I would like to generate a class object based on its type.

Here's my TypeScript code:

interface Product {
  readonly type: string;
  name(): string;
}

class Product1 implements Product {
  readonly type: string = 'prod1';
  name: () => 'Product 1';
}
class Product2 implements Product {
  readonly type: string = 'prod2';
  name: () => 'Product 2';
}
class Product3 implements Product {
  readonly type: string = 'prod3';
  name: () => 'Product 3';
}

function getProductByType(type: string) {
  // TODO: return Product1, Product2 or Product3
  if (type == 'prod1') return new Product1();
  else if (type == 'prod2') return new Product2();
  else return new Product3();
}

The problem is in the getProductByType function. Is there an approach to return a concrete Product class based on the passed type without having multiple if-else statements?

This sounds like a good case for a factory strategy pattern but I can't figure out how to correctly implement it here...

2 Answers 2

2

There are several possible solutions, it depends how much "automated" the solution should be.

1) Simple

Using mapping, similar to AdityaParab's answer.


class Product1 {}
class Product2 {}
class Product3 {}

// Mapping from type name to class object.
const ProductMap = {
  prod1: Product1,
  prod2: Product2,
  prod3: Product3
};

function getProductByType(type) {
    const Product = ProductMap[type];
    if (!Product) throw new Error(`Unknown ProductType '${type}'.`);
    return new Product(type);
}

console.log(getProductByType("prod1"));

2) Real Reflection (requires TypeScript transformer)

StackBlitz demo here.

Check out tst-reflection GitHub repo.

Decorator used to mark Product classes.

/**
 * Decorator used to mark Product classes.
 * @reflect - required JSDoc property.
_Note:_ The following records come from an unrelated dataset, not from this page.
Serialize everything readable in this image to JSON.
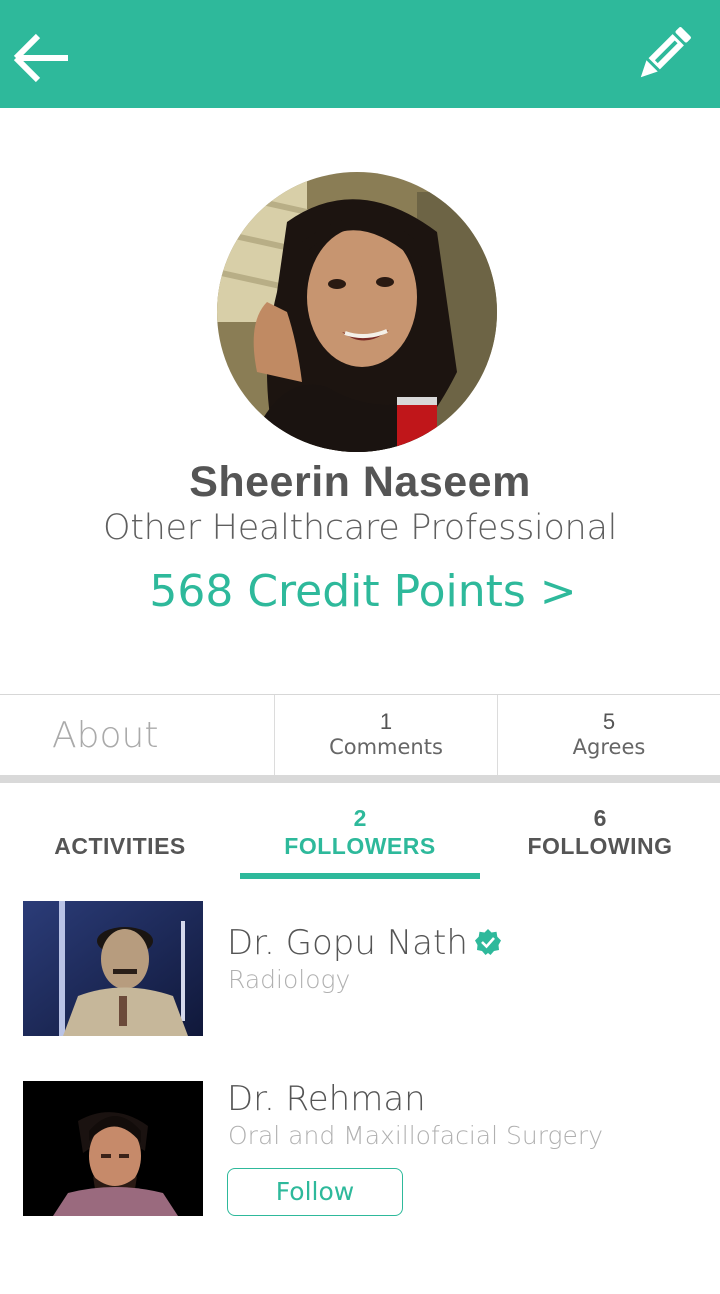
{
  "header": {
    "back_icon": "arrow-left-icon",
    "edit_icon": "pencil-icon",
    "color": "#2eb99b"
  },
  "profile": {
    "name": "Sheerin Naseem",
    "role": "Other Healthcare Professional",
    "credits": "568 Credit Points >"
  },
  "stats": {
    "about_label": "About",
    "comments": {
      "count": "1",
      "label": "Comments"
    },
    "agrees": {
      "count": "5",
      "label": "Agrees"
    }
  },
  "tabs": [
    {
      "count": "",
      "label": "ACTIVITIES"
    },
    {
      "count": "2",
      "label": "FOLLOWERS",
      "active": true
    },
    {
      "count": "6",
      "label": "FOLLOWING"
    }
  ],
  "followers": [
    {
      "name": "Dr. Gopu Nath",
      "specialty": "Radiology",
      "verified": true
    },
    {
      "name": "Dr. Rehman",
      "specialty": "Oral and Maxillofacial Surgery",
      "button_label": "Follow"
    }
  ],
  "colors": {
    "accent": "#2eb99b",
    "text": "#555555",
    "muted": "#b0b0b0"
  }
}
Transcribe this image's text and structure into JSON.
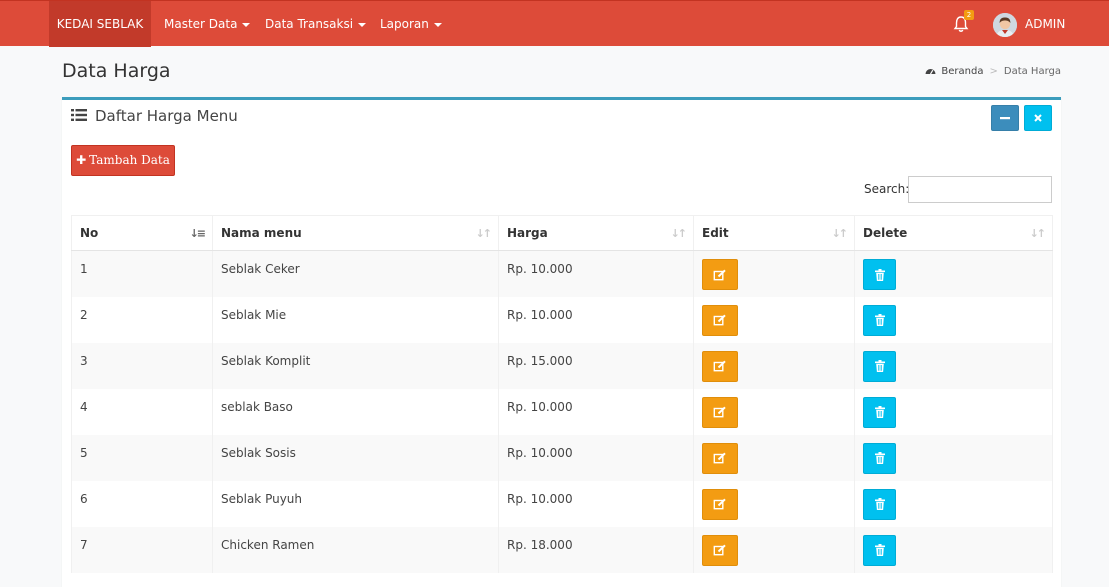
{
  "navbar": {
    "brand": "KEDAI SEBLAK",
    "menu": [
      {
        "label": "Master Data"
      },
      {
        "label": "Data Transaksi"
      },
      {
        "label": "Laporan"
      }
    ],
    "notification_count": "2",
    "user_name": "ADMIN",
    "color": "#dd4b39"
  },
  "page": {
    "title": "Data Harga",
    "breadcrumb": {
      "home": "Beranda",
      "current": "Data Harga"
    }
  },
  "box": {
    "title": "Daftar Harga Menu",
    "add_button": "Tambah Data",
    "search_label": "Search:",
    "search_value": ""
  },
  "table": {
    "columns": [
      "No",
      "Nama menu",
      "Harga",
      "Edit",
      "Delete"
    ],
    "rows": [
      {
        "no": "1",
        "nama": "Seblak Ceker",
        "harga": "Rp. 10.000"
      },
      {
        "no": "2",
        "nama": "Seblak Mie",
        "harga": "Rp. 10.000"
      },
      {
        "no": "3",
        "nama": "Seblak Komplit",
        "harga": "Rp. 15.000"
      },
      {
        "no": "4",
        "nama": "seblak Baso",
        "harga": "Rp. 10.000"
      },
      {
        "no": "5",
        "nama": "Seblak Sosis",
        "harga": "Rp. 10.000"
      },
      {
        "no": "6",
        "nama": "Seblak Puyuh",
        "harga": "Rp. 10.000"
      },
      {
        "no": "7",
        "nama": "Chicken Ramen",
        "harga": "Rp. 18.000"
      }
    ],
    "edit_icon": "edit-icon",
    "delete_icon": "trash-icon",
    "edit_color": "#f39c12",
    "delete_color": "#00c0ef"
  }
}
Means all decorated types can be used in reflection.
 * @param productType
 */
export function ForProductType(productType: string) {
  return (ctor: Function) => {};
}

Decorated Product class.

@ForProductType('prod1')
export class Product1 implements Product {
  readonly type: string = 'prod1';

  get name() {
    return 'Product 1';
  }
}

getProductByType function with a little bit of reflection.

// Some reflection job.. Find all types decorated by the ForProductType decorator and create map of those types.
const entries = Type.getTypes()
  .map<[string, Type]>((type) => [
    type
      .getDecorators()
      .find((decorator) => decorator.name == 'ForProductType')
      ?.getArguments()[0],
    type,
  ])
  .filter(([typeName, type]) => !!typeName);
const ProductTypeMap = new Map<string, Type>(entries);

function getProductByType(type: string): Promise<Product> {
  const ProductType: Type = ProductTypeMap.get(type);

  if (!ProductType) {
    throw new Error(`Unknown ProductType '${type}'.`);
  }

  return ProductType.getCtor().then((Product) => new Product());
}

Usage

getProductByType('prod1').then((product) => console.log(product, product.name));

It returns Promise cuz it does dynamic imports of the Product classes.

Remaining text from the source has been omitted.